Nova legislação prevê avaliações periódicas, formação de professores, espaços de leitura e ações para recompor aprendizagem
Campo Grande passou a ter uma política municipal específica de alfabetização com a meta de garantir que todos os estudantes da rede municipal estejam alfabetizados até o final do 2º ano do ensino fundamental.
A Política Municipal de Alfabetização foi sancionada nesta sexta-feira (18) pela prefeita Adriane Lopes e transforma a alfabetização em uma política pública permanente do município.
A iniciativa contempla não apenas crianças dos primeiros anos escolares, mas também estudantes que não foram alfabetizados na idade considerada adequada e alunos da Educação de Jovens, Adultos e Idosos (EJA).
A Secretaria Municipal de Educação (Semed) ficará responsável pela coordenação das ações, que abrangem leitura, escrita e conhecimentos matemáticos.
Avaliação dos estudantes
Para acompanhar o cumprimento da meta, a Semed deverá realizar avaliações periódicas de leitura, escrita e matemática. Os estudantes também continuarão participando de avaliações estaduais e nacionais, como o Sistema de Avaliação da Educação Básica de Mato Grosso do Sul (Saems) e o Sistema de Avaliação da Educação Básica (Saeb).
Os resultados deverão ser utilizados para identificar unidades que apresentem desempenho abaixo das metas do Indicador Criança Alfabetizada (ICA).
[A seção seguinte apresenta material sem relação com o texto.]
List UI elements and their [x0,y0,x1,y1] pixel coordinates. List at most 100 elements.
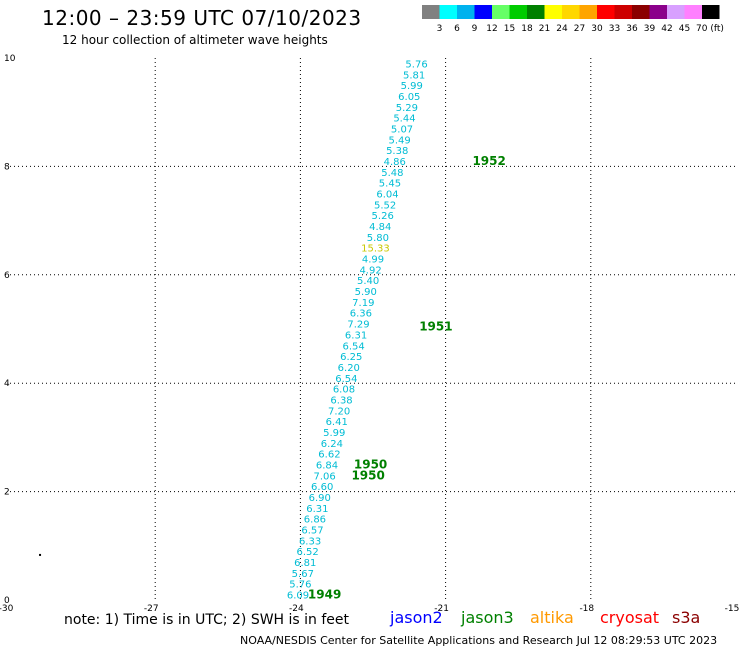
color-scale-swatch [614,5,632,19]
x-tick-label: -24 [289,604,304,614]
swh-data-point: 5.99 [323,428,345,439]
swh-data-point: 5.44 [393,114,415,125]
swh-data-point: 5.26 [372,211,394,222]
y-tick-label: 4 [4,379,10,389]
footer-note: note: 1) Time is in UTC; 2) SWH is in fe… [64,612,350,628]
time-label: 1951 [419,319,452,333]
swh-data-point: 4.86 [384,157,406,168]
color-scale-swatch [492,5,510,19]
color-scale-label: 12 [486,24,497,34]
x-tick-label: -27 [144,604,159,614]
swh-data-point: 5.52 [374,200,396,211]
time-label: 1950 [354,458,387,472]
color-scale-swatch [667,5,685,19]
swh-data-point: 5.80 [367,233,389,244]
stray-mark [39,553,42,556]
color-scale-swatch [597,5,615,19]
color-scale-label: 45 [679,24,690,34]
swh-data-point: 6.86 [304,515,326,526]
swh-data-point: 6.24 [321,439,343,450]
swh-data-point: 6.62 [318,450,340,461]
satellite-legend-altika: altika [530,608,574,627]
x-tick-label: -18 [579,604,594,614]
y-tick-label: 8 [4,162,10,172]
satellite-legend-cryosat: cryosat [600,608,660,627]
swh-data-point: 6.54 [343,341,365,352]
swh-data-point: 4.92 [359,265,381,276]
swh-data-point: 6.41 [326,417,348,428]
satellite-legend-s3a: s3a [672,608,701,627]
color-scale-label: 9 [472,24,478,34]
swh-data-point: 5.81 [403,70,425,81]
color-scale-swatch [527,5,545,19]
satellite-legend-jason3: jason3 [461,608,514,627]
color-scale-swatch [422,5,440,19]
color-scale-swatch [579,5,597,19]
swh-data-point: 6.81 [294,558,316,569]
color-scale-swatch [474,5,492,19]
swh-data-point: 6.08 [333,385,355,396]
swh-data-point: 6.31 [306,504,328,515]
time-label: 1949 [308,588,341,602]
x-tick-label: -15 [725,604,740,614]
swh-data-point: 5.45 [379,179,401,190]
time-label: 1952 [472,154,505,168]
swh-data-point: 6.90 [309,493,331,504]
swh-data-point: 6.25 [340,352,362,363]
swh-data-point: 7.19 [352,298,374,309]
y-tick-label: 10 [4,54,16,64]
swh-data-point: 7.20 [328,406,350,417]
chart-subtitle: 12 hour collection of altimeter wave hei… [62,33,328,47]
swh-data-point: 5.29 [396,103,418,114]
color-scale-swatch [544,5,562,19]
swh-data-point: 6.54 [335,374,357,385]
color-scale-swatch [632,5,650,19]
color-scale-label: 42 [661,24,672,34]
swh-data-point: 5.76 [289,580,311,591]
swh-data-point: 6.05 [398,92,420,103]
chart-title: 12:00 – 23:59 UTC 07/10/2023 [42,6,362,30]
swh-data-point: 6.38 [330,395,352,406]
swh-data-point: 6.84 [316,461,338,472]
satellite-legend-jason2: jason2 [390,608,443,627]
time-label: 1950 [351,468,384,482]
color-scale-label: 21 [539,24,550,34]
color-scale-label: 70 (ft) [696,24,724,34]
footer-credits: NOAA/NESDIS Center for Satellite Applica… [240,634,718,647]
color-scale-swatch [562,5,580,19]
swh-data-point: 5.07 [391,124,413,135]
swh-data-point: 6.04 [376,190,398,201]
swh-data-point: 7.06 [313,471,335,482]
color-scale-swatch [439,5,457,19]
color-scale-label: 33 [609,24,620,34]
swh-data-point: 15.33 [361,244,390,255]
swh-data-point: 5.99 [401,81,423,92]
swh-data-point: 6.33 [299,536,321,547]
x-tick-label: -30 [0,604,14,614]
swh-data-point: 6.20 [338,363,360,374]
color-scale-swatch [702,5,720,19]
swh-data-point: 6.60 [311,482,333,493]
swh-data-point: 5.38 [386,146,408,157]
swh-data-point: 5.76 [405,59,427,70]
color-scale-label: 6 [454,24,460,34]
swh-data-point: 5.90 [355,287,377,298]
color-scale-swatch [457,5,475,19]
color-scale-label: 3 [437,24,443,34]
color-scale-label: 24 [556,24,568,34]
color-scale-label: 18 [521,24,533,34]
swh-data-point: 6.09 [287,591,309,602]
color-scale-label: 39 [644,24,656,34]
color-scale-swatch [509,5,527,19]
swh-data-point: 6.36 [350,309,372,320]
swh-data-point: 6.52 [297,547,319,558]
swh-data-point: 5.40 [357,276,379,287]
color-scale-label: 27 [574,24,585,34]
color-scale-label: 36 [626,24,638,34]
swh-data-point: 5.48 [381,168,403,179]
color-scale-swatch [684,5,702,19]
y-tick-label: 2 [4,488,10,498]
swh-data-point: 5.67 [292,569,314,580]
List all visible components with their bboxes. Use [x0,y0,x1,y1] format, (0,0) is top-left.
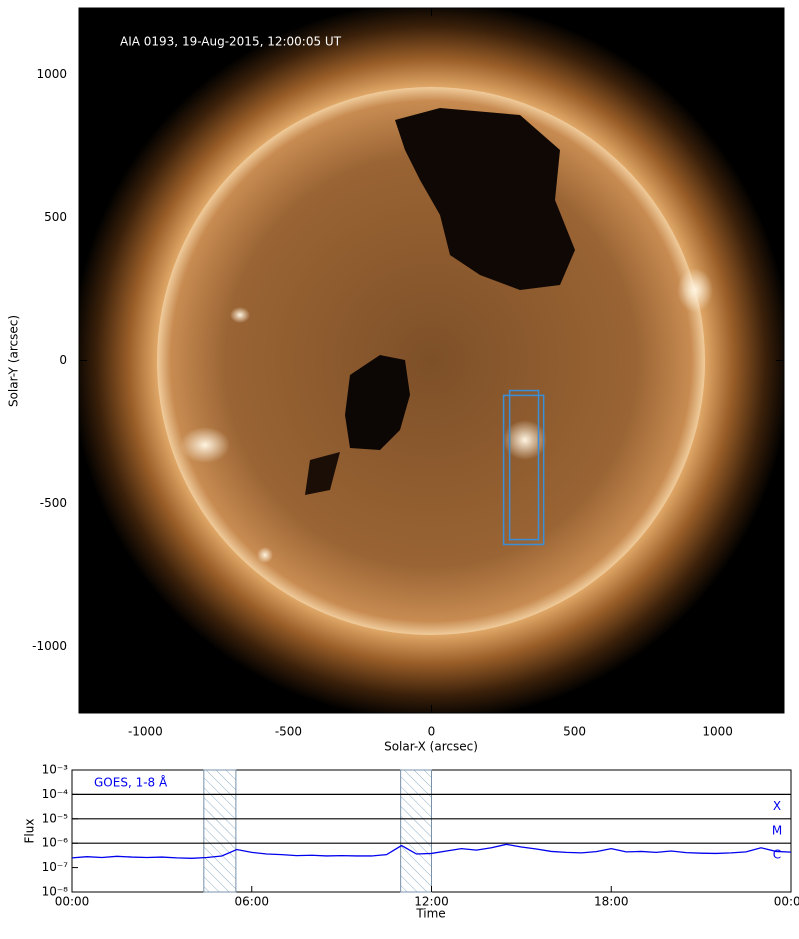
y-tick-label: 10⁻⁵ [42,811,69,825]
y-tick-label: -500 [40,496,67,510]
x-tick-label: 00:00 [55,895,90,909]
x-tick-label: 12:00 [414,895,449,909]
image-annotation: AIA 0193, 19-Aug-2015, 12:00:05 UT [120,35,342,49]
y-tick-label: 500 [44,210,67,224]
x-tick-label: -1000 [128,725,163,739]
x-tick-label: 18:00 [594,895,629,909]
shaded-interval [203,769,237,893]
flare-class-label: C [773,848,781,862]
flare-class-label: M [772,823,782,837]
x-tick-label: 1000 [702,725,733,739]
x-tick-label: 500 [563,725,586,739]
region-box [508,389,540,541]
x-tick-label: 06:00 [234,895,269,909]
region-box [502,394,545,546]
x-tick-label: -500 [275,725,302,739]
x-axis-label: Solar-X (arcsec) [384,740,478,754]
legend-label: GOES, 1-8 Å [94,775,168,790]
y-tick-label: 10⁻⁸ [42,885,69,899]
flare-class-label: X [773,799,781,813]
y-axis-label: Solar-Y (arcsec) [7,315,21,407]
y-tick-label: 1000 [36,67,67,81]
solar-image [79,8,784,713]
y-axis-label: Flux [23,819,37,844]
y-tick-label: 0 [59,353,67,367]
y-tick-label: -1000 [32,639,67,653]
x-axis-label: Time [415,907,445,921]
x-tick-label: 00:00 [774,895,799,909]
y-tick-label: 10⁻⁴ [42,787,69,801]
y-tick-label: 10⁻³ [42,763,69,777]
shaded-interval [400,769,432,893]
y-tick-label: 10⁻⁷ [42,860,69,874]
y-tick-label: 10⁻⁶ [42,836,69,850]
x-tick-label: 0 [428,725,436,739]
flux-line [71,843,792,859]
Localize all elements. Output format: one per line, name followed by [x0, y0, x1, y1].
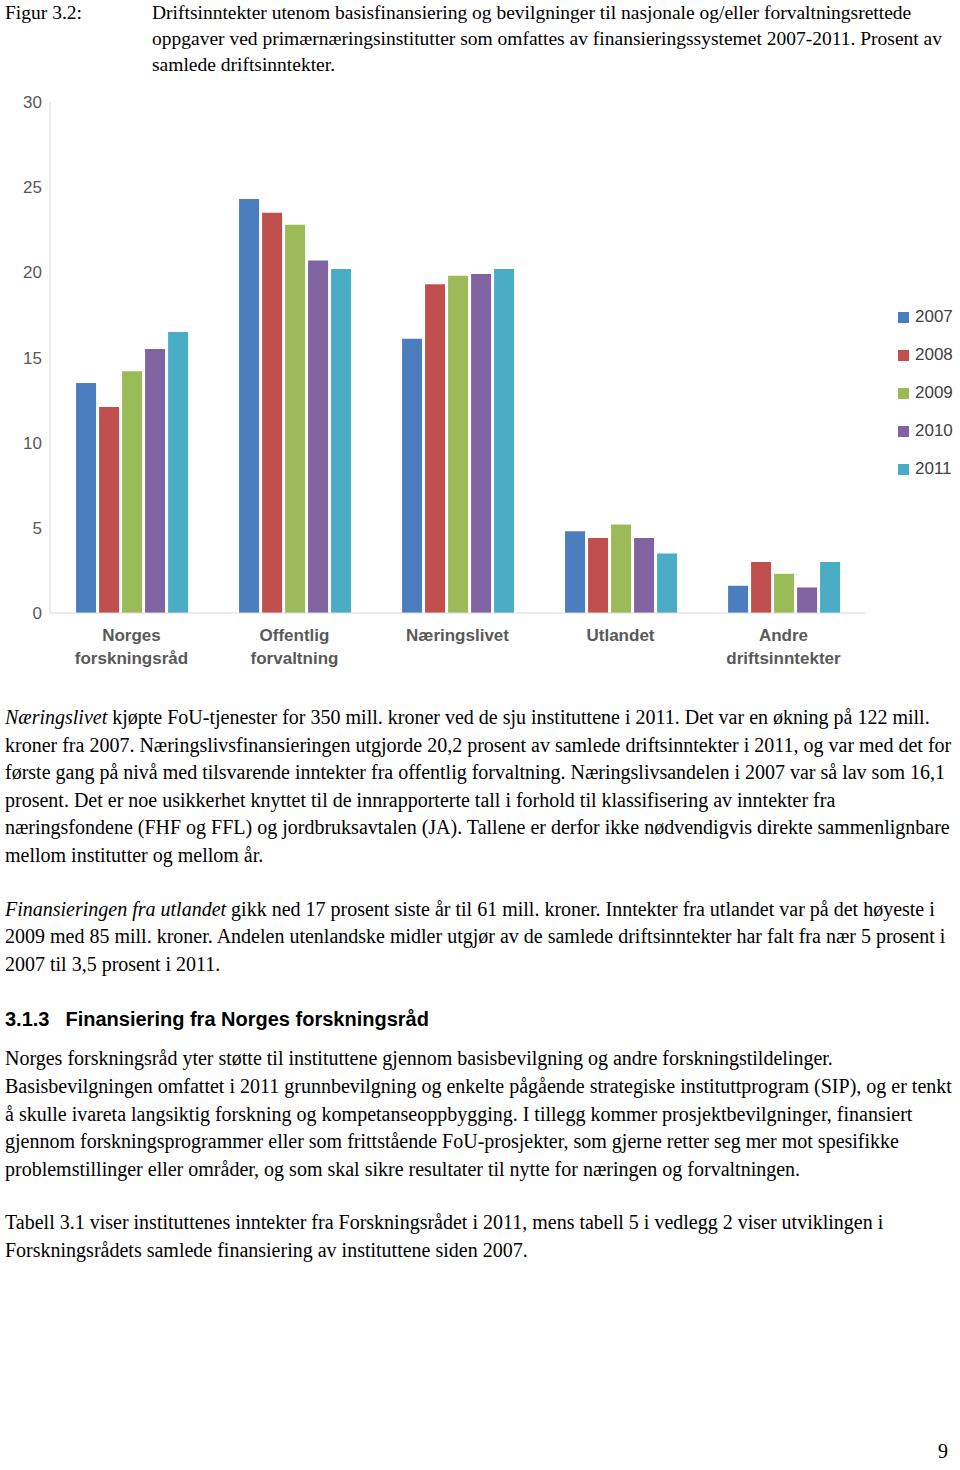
html-text:Tabell 3.1 viser instituttenes: Tabell 3.1 viser instituttenes inntekter…: [5, 1211, 884, 1261]
html-text:Finansiering fra Norges forskn: Finansiering fra Norges forskningsråd: [65, 1008, 429, 1031]
svg-text:5: 5: [33, 519, 42, 538]
svg-text:25: 25: [23, 178, 42, 197]
html-text:Finansieringen fra utlandet gi: Finansieringen fra utlandet gikk ned 17 …: [5, 897, 946, 975]
svg-text:30: 30: [23, 93, 42, 112]
html-text:9: 9: [938, 1440, 948, 1462]
svg-text:Næringslivet: Næringslivet: [406, 626, 509, 645]
html-text:Figur 3.2:: Figur 3.2:: [5, 2, 82, 23]
html-text:2008: 2008: [915, 345, 953, 364]
svg-text:Norgesforskningsråd: Norgesforskningsråd: [75, 626, 188, 668]
html-text:Norges forskningsråd yter støt: Norges forskningsråd yter støtte til ins…: [5, 1047, 952, 1180]
html-text:Driftsinntekter utenom basisfi: Driftsinntekter utenom basisfinansiering…: [152, 2, 942, 75]
svg-text:Andredriftsinntekter: Andredriftsinntekter: [726, 626, 841, 668]
html-text:2007: 2007: [915, 307, 953, 326]
svg-text:15: 15: [23, 349, 42, 368]
html-text:2009: 2009: [915, 383, 953, 402]
svg-text:0: 0: [33, 604, 42, 623]
svg-text:10: 10: [23, 434, 42, 453]
html-text:2010: 2010: [915, 421, 953, 440]
svg-text:Offentligforvaltning: Offentligforvaltning: [251, 626, 339, 668]
html-text:Næringslivet kjøpte FoU-tjenes: Næringslivet kjøpte FoU-tjenester for 35…: [5, 706, 952, 866]
svg-text:Utlandet: Utlandet: [587, 626, 655, 645]
html-text:2011: 2011: [915, 459, 952, 478]
html-text:3.1.3: 3.1.3: [5, 1008, 50, 1031]
svg-text:20: 20: [23, 263, 42, 282]
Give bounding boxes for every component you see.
Nesses casos, a legislação prevê a adoção de estratégias de apoio e acompanhamento pedagógico.
A política também determina a elaboração e divulgação periódica de relatórios de monitoramento, com informações sobre participação, aprendizagem e resultados.
Formação de professores
Outro eixo da nova política é a formação continuada dos profissionais responsáveis pela alfabetização. A Semed deverá oferecer capacitação específica aos professores que atuam no 1º e no 2º ano.
A Prefeitura terá ainda 180 dias para revisar a legislação municipal relacionada às atribuições e aos incentivos destinados aos professores alfabetizadores.
O texto prevê também a criação de Espaços da Leitura nas turmas da educação infantil e dos dois primeiros anos do ensino fundamental, além da produção e distribuição de materiais didáticos para estudantes até o 5º ano.
A legislação estabelece ainda como objetivo enfrentar a superlotação das salas de aula, embora não fixe um número máximo de alunos por turma nem determine prazo para a redução.
Educação especial
Para estudantes da educação especial, a política prevê ampliação da oferta de livros acessíveis, tecnologias assistivas, salas multifuncionais e Atendimento Educacional Especializado (AEE).
Também foi previsto um programa de bolsas complementares para determinadas ações de alfabetização e participação no programa de reconhecimento Campo Grande Alfabetiza.
A lei, entretanto, não cria uma fonte específica de financiamento. Segundo a publicação, as despesas serão custeadas com programas e dotações já existentes, condicionadas à disponibilidade orçamentária.